After spending days putting my new plan to pixel, I better do it. The plan is rather simple really but seemed complicated when I was trying to put it in writing. It is a high mileage program of about 102 core miles each week with slow daily supplemental miles ~ 30 minutes. It follows the hard/easy rule with 'easy' being recovery pace (slower than the long run). 'Hard' paces will be based on goal MP and whether I'm just under or just over depending on the workout.
The hardest thing about the plan is its length - 27 training weeks. That's a long time to stick with something. But I keep thinking if I can do it, I just may meet my goal. Besides the risk of injury, training can only bring good things. So let's do it.
The first drop week occurs after 8 weeks. The 2nd after 9 weeks. Then it's two up, 1 down (3x) as I focus in on the resulting MP. 4 races are embedded. Thanksgiving 3.5 miler, New Year's Eve 5k, Somesville 20 miler, Shamrock 5k. Races are not prevalent up here in the winter and the thought of driving 6 hours to Portland (one way) for a 10k is not appealing.
But for now this is all dreaming as I'm still in week #2 of complete rest. This will come to an end Sunday. Then it is two weeks of easy unstructured running as follows:
**** Begin 2 Weeks Unstructured ****
10/16 – Core workout: 30 minutes unstructured running. Target pace: none – easy pace in recovery zone. Purpose: Ease body back into running, get relaxed and determine recovery status. Supplemental: 30 minutes if body says ok.
10/17 – Core workout: 60 minutes unstructured. Target pace: none – easy pace in recovery zone. Purpose: same. Supplemental: 30 minutes if ok.
10/18 – Core workout: 30 minutes unstructured. Target pace: none – easy pace in recovery zone. Purpose: same. Supplemental: 30 minutes.
10/19 – Core workout: 60 minutes unstructured. Target pace: none – easy pace in recovery zone. Purpose: same. Supplemental: 30 minutes.

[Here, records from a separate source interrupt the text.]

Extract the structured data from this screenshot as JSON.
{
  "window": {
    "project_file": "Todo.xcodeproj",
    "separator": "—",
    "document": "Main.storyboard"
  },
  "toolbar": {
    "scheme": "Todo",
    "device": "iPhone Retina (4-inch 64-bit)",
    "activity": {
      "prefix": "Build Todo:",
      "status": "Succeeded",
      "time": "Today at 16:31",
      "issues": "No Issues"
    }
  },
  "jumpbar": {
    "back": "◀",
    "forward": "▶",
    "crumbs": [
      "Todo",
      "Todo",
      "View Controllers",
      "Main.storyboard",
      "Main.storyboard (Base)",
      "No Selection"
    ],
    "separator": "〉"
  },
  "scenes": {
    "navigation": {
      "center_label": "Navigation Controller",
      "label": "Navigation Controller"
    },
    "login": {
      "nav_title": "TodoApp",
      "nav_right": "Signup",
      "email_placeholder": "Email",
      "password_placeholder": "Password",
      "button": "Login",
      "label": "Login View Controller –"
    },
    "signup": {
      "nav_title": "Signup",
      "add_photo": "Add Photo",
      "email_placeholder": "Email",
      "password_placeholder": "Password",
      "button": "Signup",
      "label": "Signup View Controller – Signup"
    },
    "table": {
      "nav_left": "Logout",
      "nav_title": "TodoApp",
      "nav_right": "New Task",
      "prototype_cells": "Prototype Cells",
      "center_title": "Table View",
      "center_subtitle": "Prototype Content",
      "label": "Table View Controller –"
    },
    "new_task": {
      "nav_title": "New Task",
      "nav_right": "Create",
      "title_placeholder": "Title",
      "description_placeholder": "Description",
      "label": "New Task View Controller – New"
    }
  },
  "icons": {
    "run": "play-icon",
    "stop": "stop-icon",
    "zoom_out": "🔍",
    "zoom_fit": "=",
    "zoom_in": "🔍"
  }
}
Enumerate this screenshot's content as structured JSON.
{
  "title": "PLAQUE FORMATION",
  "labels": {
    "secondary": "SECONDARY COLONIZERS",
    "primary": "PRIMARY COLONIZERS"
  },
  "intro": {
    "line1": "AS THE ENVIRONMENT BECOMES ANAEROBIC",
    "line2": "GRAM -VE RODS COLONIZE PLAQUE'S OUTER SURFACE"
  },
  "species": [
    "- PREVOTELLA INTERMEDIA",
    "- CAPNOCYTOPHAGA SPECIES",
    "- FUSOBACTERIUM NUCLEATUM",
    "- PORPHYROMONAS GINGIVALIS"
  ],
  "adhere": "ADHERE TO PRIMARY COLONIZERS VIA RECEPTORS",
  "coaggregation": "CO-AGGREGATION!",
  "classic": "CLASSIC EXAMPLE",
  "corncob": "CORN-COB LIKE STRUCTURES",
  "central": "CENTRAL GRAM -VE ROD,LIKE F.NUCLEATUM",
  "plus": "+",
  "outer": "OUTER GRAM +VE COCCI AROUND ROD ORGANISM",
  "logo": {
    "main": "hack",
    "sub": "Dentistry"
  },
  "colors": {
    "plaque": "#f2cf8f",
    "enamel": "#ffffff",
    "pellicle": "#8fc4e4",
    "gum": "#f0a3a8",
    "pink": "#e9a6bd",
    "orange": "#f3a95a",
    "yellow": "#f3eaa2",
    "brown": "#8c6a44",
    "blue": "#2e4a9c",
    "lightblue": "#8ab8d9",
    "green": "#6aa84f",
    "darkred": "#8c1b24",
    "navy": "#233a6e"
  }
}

10/20 – Core workout: 30 minutes unstructured. Target pace: none – easy pace in recovery zone. Purpose: same. Supplemental: 30 minutes.

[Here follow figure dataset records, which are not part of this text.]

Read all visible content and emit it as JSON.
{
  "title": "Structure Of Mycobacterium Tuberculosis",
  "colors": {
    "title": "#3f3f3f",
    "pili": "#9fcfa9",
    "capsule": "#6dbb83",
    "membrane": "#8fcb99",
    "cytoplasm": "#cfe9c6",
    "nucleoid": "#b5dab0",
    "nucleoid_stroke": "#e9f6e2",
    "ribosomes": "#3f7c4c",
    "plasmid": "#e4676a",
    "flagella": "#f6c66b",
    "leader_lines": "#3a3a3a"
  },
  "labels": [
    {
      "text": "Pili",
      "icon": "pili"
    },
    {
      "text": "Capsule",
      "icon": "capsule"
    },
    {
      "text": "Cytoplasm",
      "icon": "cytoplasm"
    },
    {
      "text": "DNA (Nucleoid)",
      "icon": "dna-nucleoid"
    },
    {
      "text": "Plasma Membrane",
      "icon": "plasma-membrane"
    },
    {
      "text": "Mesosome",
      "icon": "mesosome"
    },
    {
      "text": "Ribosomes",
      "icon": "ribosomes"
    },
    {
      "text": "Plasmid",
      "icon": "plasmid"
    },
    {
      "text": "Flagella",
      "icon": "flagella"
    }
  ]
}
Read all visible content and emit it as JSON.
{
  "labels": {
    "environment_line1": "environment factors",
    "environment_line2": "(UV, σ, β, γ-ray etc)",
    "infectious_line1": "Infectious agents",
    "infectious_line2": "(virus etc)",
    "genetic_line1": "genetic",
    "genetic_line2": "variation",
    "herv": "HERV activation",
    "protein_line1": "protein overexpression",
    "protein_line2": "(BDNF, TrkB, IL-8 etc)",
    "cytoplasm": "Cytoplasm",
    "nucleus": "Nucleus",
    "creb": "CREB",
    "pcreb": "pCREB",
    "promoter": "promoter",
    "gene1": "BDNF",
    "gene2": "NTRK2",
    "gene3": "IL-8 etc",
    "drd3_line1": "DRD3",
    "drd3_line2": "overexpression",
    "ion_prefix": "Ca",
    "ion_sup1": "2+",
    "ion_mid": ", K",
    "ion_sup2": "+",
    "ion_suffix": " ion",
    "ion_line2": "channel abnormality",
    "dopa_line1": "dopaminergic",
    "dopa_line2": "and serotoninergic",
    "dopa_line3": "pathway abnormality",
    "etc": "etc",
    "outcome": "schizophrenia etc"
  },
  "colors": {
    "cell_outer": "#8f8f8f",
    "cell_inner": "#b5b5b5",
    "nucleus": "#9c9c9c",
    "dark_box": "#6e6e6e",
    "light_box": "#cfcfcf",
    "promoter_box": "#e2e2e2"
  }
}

10/21 – Core workout: 60 minutes unstructured. Target pace: none – easy pace in recovery zone. Purpose: same. Supplemental: 30 minutes.

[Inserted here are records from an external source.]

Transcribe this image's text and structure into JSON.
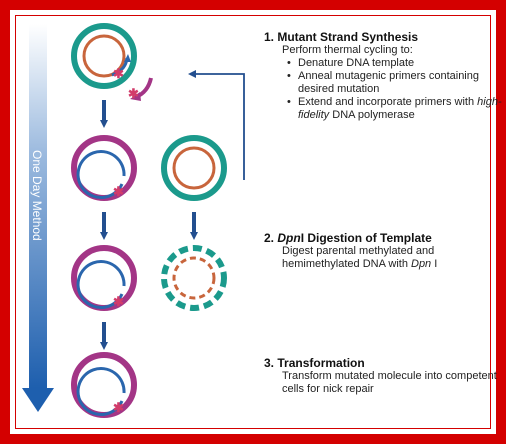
{
  "method_label": "One Day Method",
  "colors": {
    "frame": "#d40000",
    "teal": "#1b9a8c",
    "orange": "#c8653c",
    "magenta": "#a33586",
    "blue": "#2a66ad",
    "arrow": "#234f8f",
    "mutation": "#d23b6a"
  },
  "steps": [
    {
      "number": "1.",
      "title": "Mutant Strand Synthesis",
      "intro": "Perform thermal cycling to:",
      "bullets": [
        {
          "text": "Denature DNA template"
        },
        {
          "text": "Anneal mutagenic primers containing desired mutation"
        },
        {
          "pre": "Extend and incorporate primers with ",
          "italic": "high-fidelity",
          "post": " DNA polymerase"
        }
      ]
    },
    {
      "number": "2.",
      "title_italic": "Dpn",
      "title_rest": "I Digestion of Template",
      "desc_pre": "Digest parental methylated and hemimethylated DNA with ",
      "desc_italic": "Dpn",
      "desc_post": " I"
    },
    {
      "number": "3.",
      "title": "Transformation",
      "desc": "Transform mutated molecule into competent cells for nick repair"
    }
  ]
}
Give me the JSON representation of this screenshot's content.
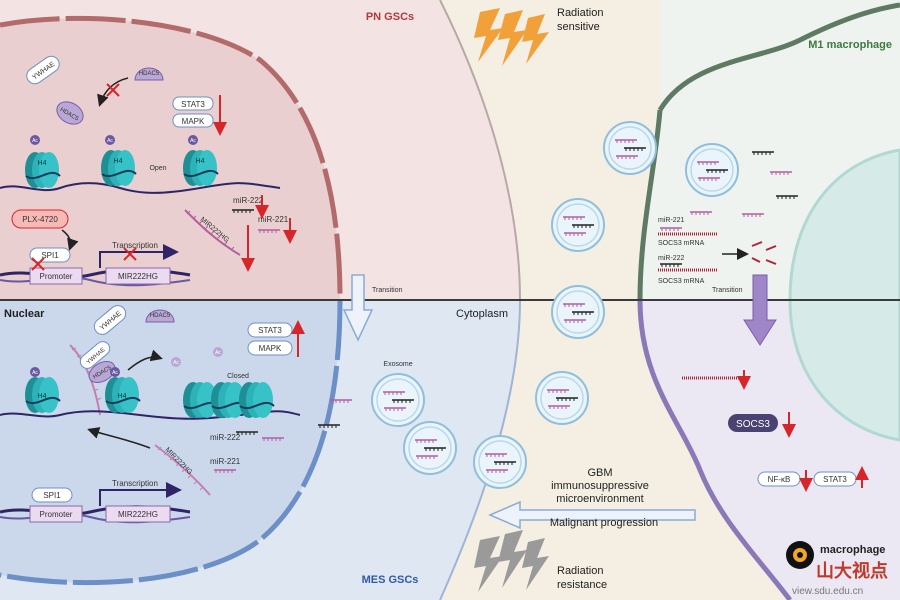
{
  "colors": {
    "pn_bg": "#f4e3e3",
    "mes_bg": "#dfe7f3",
    "cyto_bg": "#f4efe2",
    "macro_top": "#eef3ef",
    "macro_bottom": "#ece8f3",
    "pn_title": "#b33a3a",
    "mes_title": "#2f5aa8",
    "m1_title": "#3d7a3d",
    "teal": "#2bb3b8",
    "purple": "#7b5ea7",
    "down_arrow": "#d7262a",
    "navy": "#2f2566"
  },
  "pn": {
    "title": "PN GSCs",
    "ywhae": "YWHAE",
    "hdac5_a": "HDAC5",
    "hdac5_b": "HDAC5",
    "stat3": "STAT3",
    "mapk": "MAPK",
    "open": "Open",
    "h4": [
      "H4",
      "H4",
      "H4"
    ],
    "ac": [
      "Ac",
      "Ac",
      "Ac"
    ],
    "mir222": "miR-222",
    "mir221": "miR-221",
    "mir222hg": "MIR222HG",
    "plx": "PLX-4720",
    "spi1": "SPI1",
    "promoter": "Promoter",
    "transcription": "Transcription",
    "gene": "MIR222HG"
  },
  "mes": {
    "title": "MES GSCs",
    "nuclear": "Nuclear",
    "cytoplasm": "Cytoplasm",
    "ywhae_a": "YWHAE",
    "ywhae_b": "YWHAE",
    "hdac5_a": "HDAC5",
    "hdac5_b": "HDAC5",
    "stat3": "STAT3",
    "mapk": "MAPK",
    "closed": "Closed",
    "h4": [
      "H4",
      "H4"
    ],
    "ac": [
      "Ac",
      "Ac",
      "Ac",
      "Ac"
    ],
    "mir222": "miR-222",
    "mir221": "miR-221",
    "mir222hg": "MIR222HG",
    "spi1": "SPI1",
    "promoter": "Promoter",
    "transcription": "Transcription",
    "gene": "MIR222HG",
    "exosome": "Exosome"
  },
  "middle": {
    "transition": "Transition",
    "radiation_sensitive_1": "Radiation",
    "radiation_sensitive_2": "sensitive",
    "radiation_resistance_1": "Radiation",
    "radiation_resistance_2": "resistance",
    "gbm_1": "GBM",
    "gbm_2": "immunosuppressive",
    "gbm_3": "microenvironment",
    "malignant": "Malignant progression"
  },
  "macrophage": {
    "m1_title": "M1 macrophage",
    "mir221": "miR-221",
    "socs3_mrna_1": "SOCS3 mRNA",
    "mir222": "miR-222",
    "socs3_mrna_2": "SOCS3 mRNA",
    "transition": "Transition",
    "socs3": "SOCS3",
    "nfkb": "NF-κB",
    "stat3": "STAT3"
  },
  "watermark": {
    "line1": "macrophage",
    "line2": "山大视点",
    "line3": "view.sdu.edu.cn"
  }
}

10/22 – Core workout: 30 minutes unstructured. Target pace: none – easy pace in recovery zone. Purpose: same. Supplemental: 30 minutes.
10/23 – Core workout: 90 minutes unstructured. Target pace: none – easy pace in recovery zone. Purpose: Increase time towards entering program. Supplemental 30 minutes.
10/24 – Core workout: 60 minutes unstructured. Target pace: none – easy pace in recovery zone. Purpose: Same. Supplemental: 30 minutes.
10/25 – Core workout: 90 minutes unstructured. Target pace: none – easy pace in recovery zone. Purpose: same. Supplemental: 30 minutes.
10/26 – Core workout: 60 minutes unstructured. Target pace: none – easy pace in recovery zone. Purpose: same. Supplemental: 30 minutes.
10/27 – Core workout: 90 minutes unstructured. Target pace: none – easy pace in recovery zone. Purpose: same. Supplemental: 30 minutes.
10/28 – Core workout: 60 minutes unstructured. Target pace: none – easy pace in recovery zone. Purpose: same. Supplemental: 30 minutes.
10/29 – Core workout: 120 minutes unstructured. Target pace: none – easy pace in recovery zone. Purpose: same. Supplemental: 30 minutes.
**** End 2 Weeks Unstructured ****
3 Comments:
That's the most structured unstructured running plan I've ever seen.
Good luck with your aggressive goal!
Cool deal. I bet your first post-rest period run will feel reeeeeeally nice.
Whoa Andrew! that's quite a plan. Are you sure you like to run that much with so few breaks? My own 2c would be to ease back in over a period of a several weeks. Is running every day from the get go and then doubling mileage the next week good? Think long term yes but you want to come out in one piece too ;-)
But who am I to talk about taking it easy?